Venue de Turquie pour étudier les sciences politiques à l'Université hébraïque de Jérusalem, Türkü Avci est devenue l'une des voix turques les plus visibles soutenant Israël sur les réseaux sociaux. Elle est aujourd'hui la cible d'une mise en examen en Turquie pour "offense au président", passible d'une peine allant jusqu'à six ans de prison. Elle a déposé une demande d'asile politique en Israël, dont l'issue se jouera lors d'une audience cruciale au ministère de l'Intérieur dans les prochains jours.
Türkü Avci a grandi à Marmaris, ville côtière de Turquie, au sein d'une famille laïque. Elle est arrivée en Israël en 2021 pour étudier les sciences politiques, animée par la volonté de comprendre la région depuis un angle qu'elle estimait absent de son pays.
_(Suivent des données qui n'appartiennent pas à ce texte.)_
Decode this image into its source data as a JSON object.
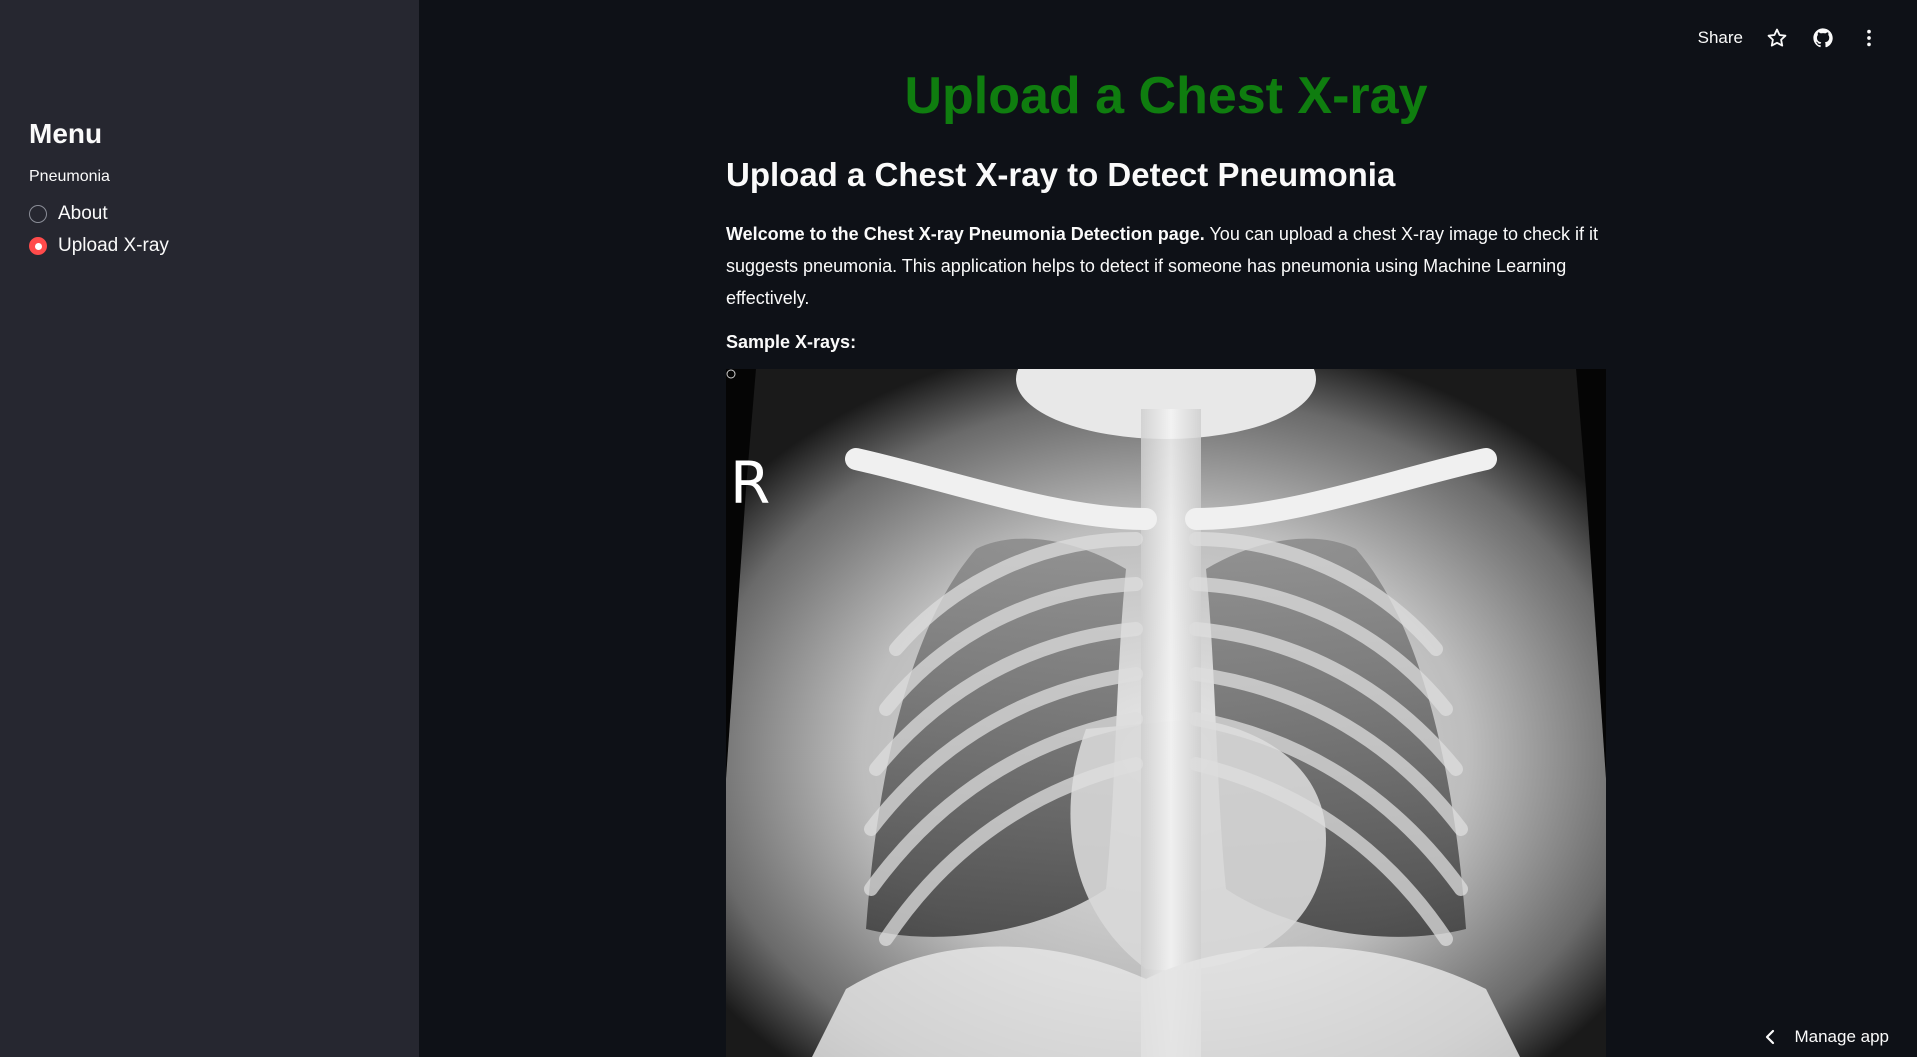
{
  "sidebar": {
    "title": "Menu",
    "radio_label": "Pneumonia",
    "options": [
      {
        "label": "About",
        "selected": false
      },
      {
        "label": "Upload X-ray",
        "selected": true
      }
    ]
  },
  "toolbar": {
    "share_label": "Share",
    "icons": [
      "star-icon",
      "github-icon",
      "more-vert-icon"
    ]
  },
  "main": {
    "title": "Upload a Chest X-ray",
    "subheader": "Upload a Chest X-ray to Detect Pneumonia",
    "intro_bold": "Welcome to the Chest X-ray Pneumonia Detection page.",
    "intro_rest": " You can upload a chest X-ray image to check if it suggests pneumonia. This application helps to detect if someone has pneumonia using Machine Learning effectively.",
    "sample_label": "Sample X-rays:",
    "xray_marker": "R"
  },
  "footer": {
    "manage_label": "Manage app"
  },
  "colors": {
    "title_green": "#0f7d0f",
    "accent": "#ff4b4b",
    "sidebar_bg": "#262730",
    "main_bg": "#0e1117"
  }
}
Après les attaques du 7 octobre 2023, sa décision de partager "ce qui se passe réellement" lui a tout coûté : sa bourse d'études, son logement et la possibilité de rentrer dans son pays.
Étudiante en sciences politiques et communication à l'Université hébraïque de Jérusalem, Türkü Avci offre des analyses approfondies sur la politique turque, moyen-orientale et israélienne, combinant connaissance académique et expérience personnelle.
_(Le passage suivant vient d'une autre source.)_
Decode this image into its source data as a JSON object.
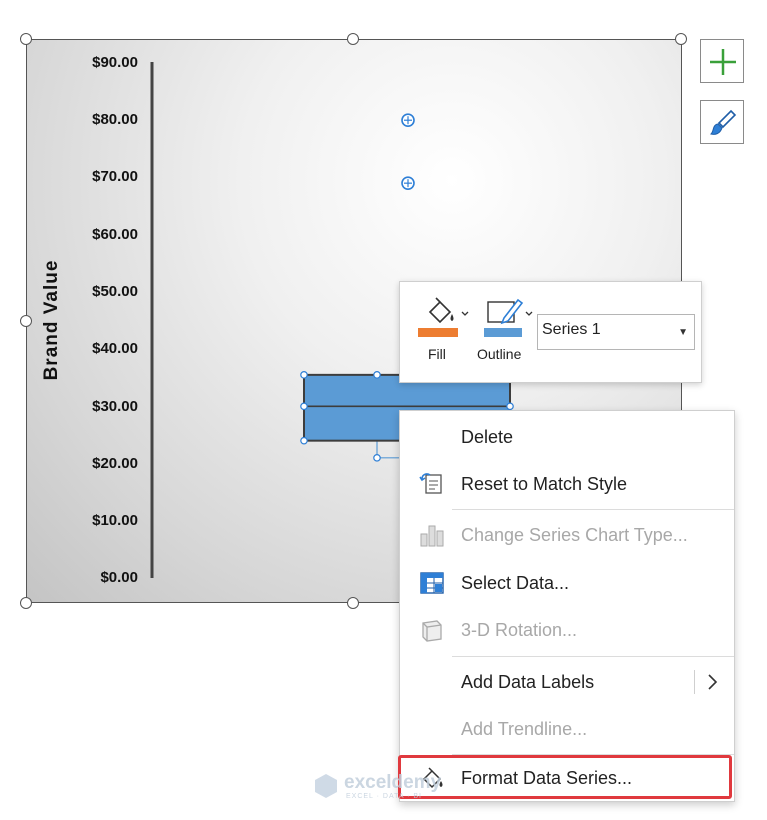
{
  "chart": {
    "y_axis_title": "Brand Value",
    "y_ticks": [
      "$90.00",
      "$80.00",
      "$70.00",
      "$60.00",
      "$50.00",
      "$40.00",
      "$30.00",
      "$20.00",
      "$10.00",
      "$0.00"
    ]
  },
  "chart_data": {
    "type": "box",
    "ylabel": "Brand Value",
    "ylim": [
      0,
      90
    ],
    "box": {
      "q1": 24,
      "median": 30,
      "q3": 35.5,
      "whisker_low": 21,
      "whisker_high": 36
    },
    "outliers": [
      80,
      69
    ]
  },
  "chart_buttons": {
    "add_element_icon": "plus-icon",
    "style_icon": "brush-icon"
  },
  "mini_toolbar": {
    "fill_label": "Fill",
    "outline_label": "Outline",
    "series_value": "Series 1",
    "fill_color": "#ED7D31",
    "outline_color": "#5B9BD5"
  },
  "context_menu": {
    "items": [
      {
        "label": "Delete",
        "enabled": true
      },
      {
        "label": "Reset to Match Style",
        "enabled": true
      },
      {
        "label": "Change Series Chart Type...",
        "enabled": false
      },
      {
        "label": "Select Data...",
        "enabled": true
      },
      {
        "label": "3-D Rotation...",
        "enabled": false
      },
      {
        "label": "Add Data Labels",
        "enabled": true
      },
      {
        "label": "Add Trendline...",
        "enabled": false
      },
      {
        "label": "Format Data Series...",
        "enabled": true
      }
    ]
  },
  "watermark": {
    "brand": "exceldemy",
    "tagline": "EXCEL · DATA · BI"
  },
  "colors": {
    "series_fill": "#5B9BD5",
    "highlight": "#E0393E"
  }
}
C'est une vidéo publiée sur Instagram qui lui a valu l'ire du Président turc Erdogan, dans laquelle elle se revendique sioniste. Cette nuit-là, la vidéo est devenue virale en Turquie et dans les médias islamistes, suscitant des milliers d'appels à son arrestation et à son assassinat. D'autres ont recommandé que les services de renseignement turcs enquêtent à son sujet.
Des journalistes, dont certains appartenant à la chaîne publique TRT, ont diffusé les photos de ses parents, leurs numéros d'identité et leurs adresses. Un journaliste de TRT a affirmé qu'elle était un agent du Mossad, tandis que le journal islamiste Yeni Akit la décrivait comme une "Juive turque" ayant "insulté la Turquie et glorifié Israël".
Selon les documents juridiques présentés par Türkü Avci au journal HaYom, sa mise en examen en Turquie repose sur trois chefs d'accusation principaux. Le chef central est celui d'"insulte publique au président", fondé sur l'article 299 du Code pénal turc.
Dans le cas d'Avci, la répétition des publications sur les réseaux sociaux est qualifiée d'"infraction en série", ce qui pourrait porter la peine cumulée à six ans d'emprisonnement ferme. Le parquet réclame également la privation de droits civiques - droit de vote, accès aux fonctions publiques, exercice de certaines professions - ainsi que le paiement de l'intégralité des frais de justice.
"Un citoyen privé a déposé la plainte initiale, mais l'État en a pris la charge et poursuit désormais en son nom propre au nom d'Erdogan", explique-t-elle. À ses yeux, il s'agit d'un mode opératoire rodé en Turquie contre les opposants : des citoyens servent de "déclencheur" et le système étatique se charge du reste.